We have been laying the groundwork for nearly a decade to tackle the collective action problem of low-information edtech purchasing and implementation.


Inspiring change: The Education Accelerator

The University of Virginia and Bart Epstein launch the first ever edtech accelerator focused on conducting efficacy research on participating companies’ products. The initiative evolves into its rebranded nonprofit form following the realization that third-party research isn’t materially influencing edtech decision-makers. Rather, decision-makers value the insights from their contextual peers, and would re-examine their processes and decisions if they could access these insights.


Identifying the problem: EdTech Efficacy Academic Research Symposium

After activating more than 10 working groups and 300 stakeholders, the Bill and Melinda Gates Foundation-funded Symposium convenes at Gallup World Headquarters in Washington, DC. The upshot is overwhelming agreement on three fronts: context matters in edtech implementation; the current chaotic state of edtech is no single actor’s fault; and somebody needs to lead a broad research effort to understand and share what works where, and why.

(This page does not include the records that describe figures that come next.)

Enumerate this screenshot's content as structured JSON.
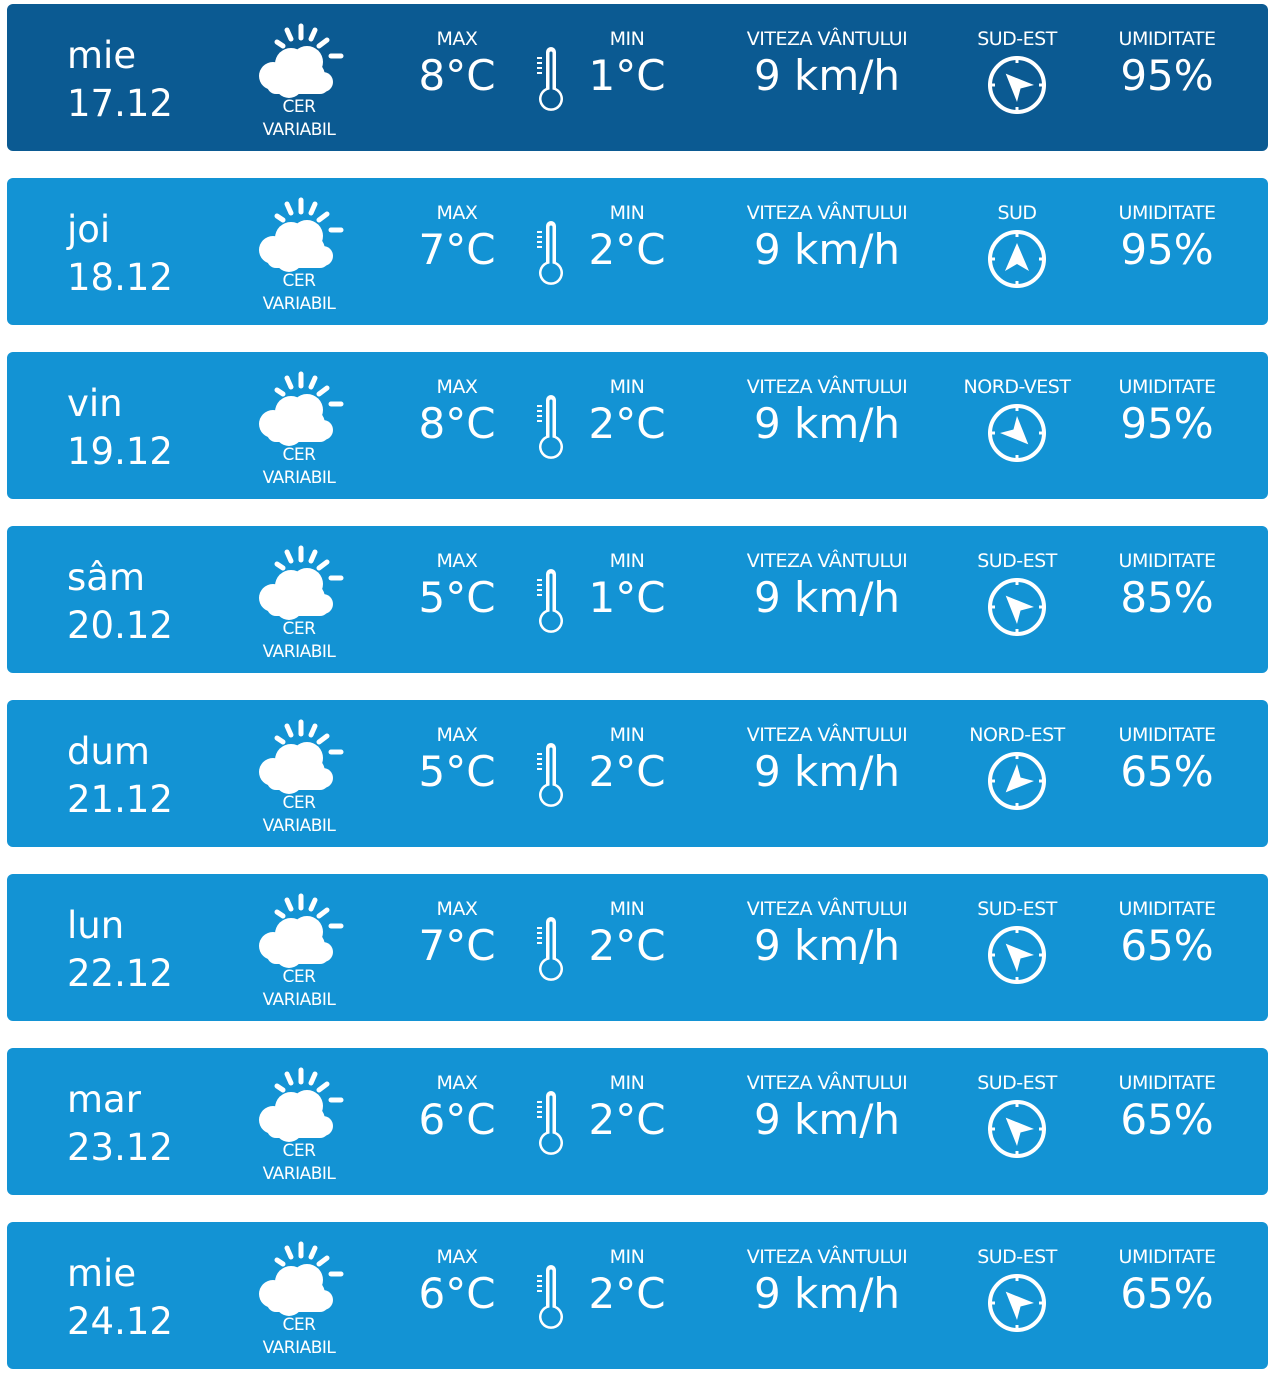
{
  "labels": {
    "max": "MAX",
    "min": "MIN",
    "wind_speed": "VITEZA VÂNTULUI",
    "humidity": "UMIDITATE"
  },
  "colors": {
    "today": "#0b5a92",
    "row": "#1393d4",
    "icon": "#ffffff"
  },
  "icons": {
    "weather": "sun-behind-cloud-icon",
    "thermometer": "thermometer-icon",
    "wind": "compass-arrow-icon"
  },
  "days": [
    {
      "day": "mie",
      "date": "17.12",
      "condition_line1": "CER",
      "condition_line2": "VARIABIL",
      "max": "8°C",
      "min": "1°C",
      "wind": "9 km/h",
      "direction": "SUD-EST",
      "humidity": "95%",
      "today": true
    },
    {
      "day": "joi",
      "date": "18.12",
      "condition_line1": "CER",
      "condition_line2": "VARIABIL",
      "max": "7°C",
      "min": "2°C",
      "wind": "9 km/h",
      "direction": "SUD",
      "humidity": "95%"
    },
    {
      "day": "vin",
      "date": "19.12",
      "condition_line1": "CER",
      "condition_line2": "VARIABIL",
      "max": "8°C",
      "min": "2°C",
      "wind": "9 km/h",
      "direction": "NORD-VEST",
      "humidity": "95%"
    },
    {
      "day": "sâm",
      "date": "20.12",
      "condition_line1": "CER",
      "condition_line2": "VARIABIL",
      "max": "5°C",
      "min": "1°C",
      "wind": "9 km/h",
      "direction": "SUD-EST",
      "humidity": "85%"
    },
    {
      "day": "dum",
      "date": "21.12",
      "condition_line1": "CER",
      "condition_line2": "VARIABIL",
      "max": "5°C",
      "min": "2°C",
      "wind": "9 km/h",
      "direction": "NORD-EST",
      "humidity": "65%"
    },
    {
      "day": "lun",
      "date": "22.12",
      "condition_line1": "CER",
      "condition_line2": "VARIABIL",
      "max": "7°C",
      "min": "2°C",
      "wind": "9 km/h",
      "direction": "SUD-EST",
      "humidity": "65%"
    },
    {
      "day": "mar",
      "date": "23.12",
      "condition_line1": "CER",
      "condition_line2": "VARIABIL",
      "max": "6°C",
      "min": "2°C",
      "wind": "9 km/h",
      "direction": "SUD-EST",
      "humidity": "65%"
    },
    {
      "day": "mie",
      "date": "24.12",
      "condition_line1": "CER",
      "condition_line2": "VARIABIL",
      "max": "6°C",
      "min": "2°C",
      "wind": "9 km/h",
      "direction": "SUD-EST",
      "humidity": "65%"
    }
  ]
}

Taking ideas to action: founding The Exchange

CEO Bart Epstein and founding partners, University of Virginia and Strada Education Network, pivot away from the for profit Accelerator and launch a nonprofit whose mission is to address the research and development needs identified at the Symposium. As of August 2020, the Jefferson Education Exchange changed its name to the EdTech Evidence Exchange. The new name more accurately reflects the work being done: gather, analyze, and make available evidence of how education technology is used across the country.


Learning via the EdTech Genome Project

The Chan Zuckerberg Initiative and Carnegie Corporation of New York sign on as funding partners. The EdTech Evidence Exchange leads, coordinates, and convenes a diverse technical working network of more than 140 researchers, practitioners, experts, system leaders, and industry representatives and sought feedback from thousands of educators at multiple stages in the three-year research initiative. The outcome: a common language for describing, defining, and measuring education contexts so that we can understand what makes any two districts or schools “similar” in the ways that matter most to the implementation of education technology.


Collecting data: the EdTech Evidence Exchange Platform

Through partnerships with several states, we begin to unlock the wisdom otherwise trapped in the heads of K-8 math educators about what edtech works where, and why, and populate the EdTech Evidence Exchange Platform. Once filled with data, the Exchange Platform is a place where educators across the country can access relevant research evidence from their contextual peers. The EdTech Context Framework and EdTech Context Inventory, which are two key contributions to the field produced by the EdTech Genome Project, form the backbone of the data collection process.